Spoiling for a Phight
This is what's left. Symbolic victories and keeping a division rival out of the playoffs. 70 wins ain't much, but it's something. In the wake of last night's 4-3 win over Philadelphia the Nats have 5 games left in the season, including two more against the Phillies. Sweeping the series, or even taking two out of three, would put a serious dent in the Phills wild card ambitions. Doing it the way they did it last night would suck the life out of the the City of Brotherly Love. These are all noble, worthy goals for a team trying to build for the future.
Let me take you to Section 313 at RFK with Nate, Dave and Watson on Tuesday night. Bottom of the 9th, two out, Chad Cordero on the mound. Chase Utley has just scored Chris Coste from second with an RBI single, reducing the Nats lead to one run, and bringing the winning run to the plate in the person of Phillies first baseman Ryan Howard. Howard is a near-mortal lock to win the homerun title and he's been on a monsterous tear lately, including a 2-4 night against the Nats.
The stadium echos and bounces like a minature summer of '05 as Frank Robinson shuffles to the mound to consult with his closer. No one would blame Frank for ordering Cordero to walk the imposing slugger and pitch to whoever comes next. Sure, the Phillies fans would whine that the Nats cheated by refusing to pitch to their best hitter, but they'd be howling for blood if Phillies manager Charlie Manuel didn't walk Soriano in a similar situation. But Frank issues no such order. He simply says to Cordero, "You created the situation, get yourself out of it."

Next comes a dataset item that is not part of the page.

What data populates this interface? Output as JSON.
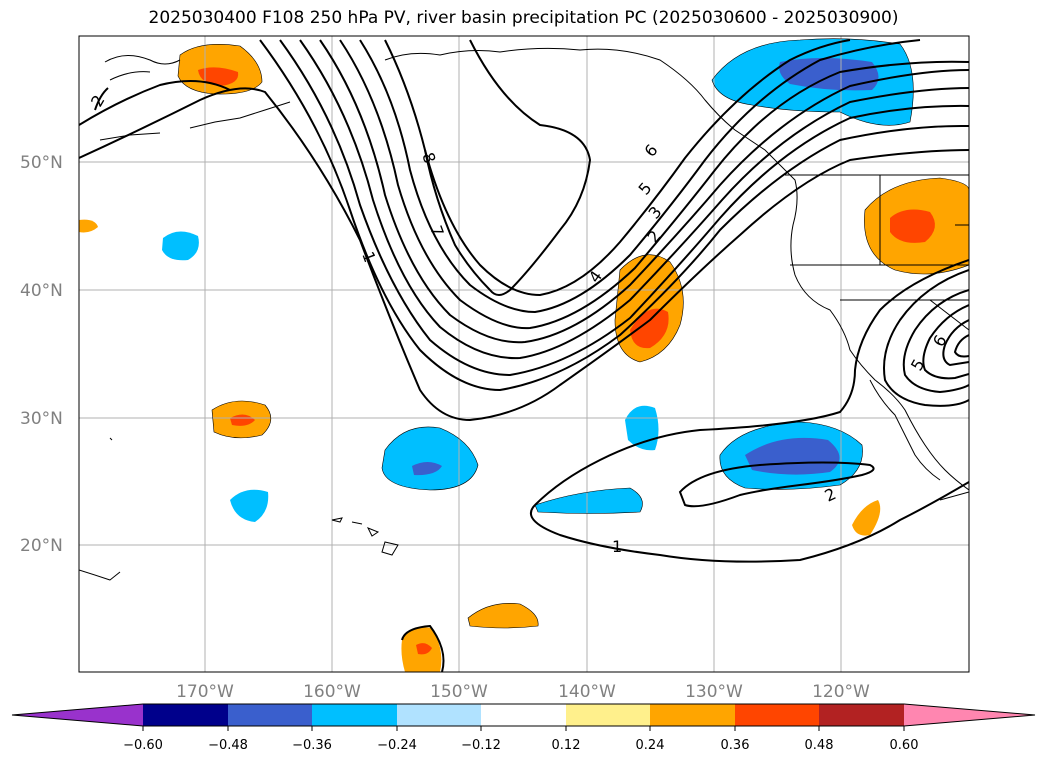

A collective roar goes up from the crowd. This is the way baseball is meant to be played, ace against ace, strength on strength. And when The Chief jams Howard and induces a lazy pop-up to left-center the Phillies fans go quietly into that very good Washington, DC night. Later they complain, with some justification, about the Chase Utley 3-run homer that wasn't, but no one says anything during the game. Charlie Manuel called the missed call "terrible" and "unreal," but neither he, his first base coach nor Utley himself argued it. And as Frank Robinson can tell you, homeruns are in the eye of the beholder.
So the Nats find themselves playing meaningful games in September in spite of themselves, and winning them to boot. If the Phillies miss the playoffs by one game, or should the Mets find that you can't just flip the switch back to "Win" in the postseason, that should be a small measure of consolation to a team that never quit on a thoroughly snakebitten year.
2 comments:
I guess I don't fully understand the "spoiler" mentality, other than the pride of beating another team. Personally I'd rather see the Phillies in the playoffs than two California NL teams.
From my perspective, it's purely a question of keeping a division rival out of the postseason. If we were playing the Astros in a 3-game series with their playoff hopes on the line, I'd still want to win, but I'd be considerably less enthusiastic about it.
Redskins fans have been known to root for two teams, Washington and whoever is playing Dallas. There's something similar at work here. The spoiler mentality gives meaning to otherwise meaningless late September games.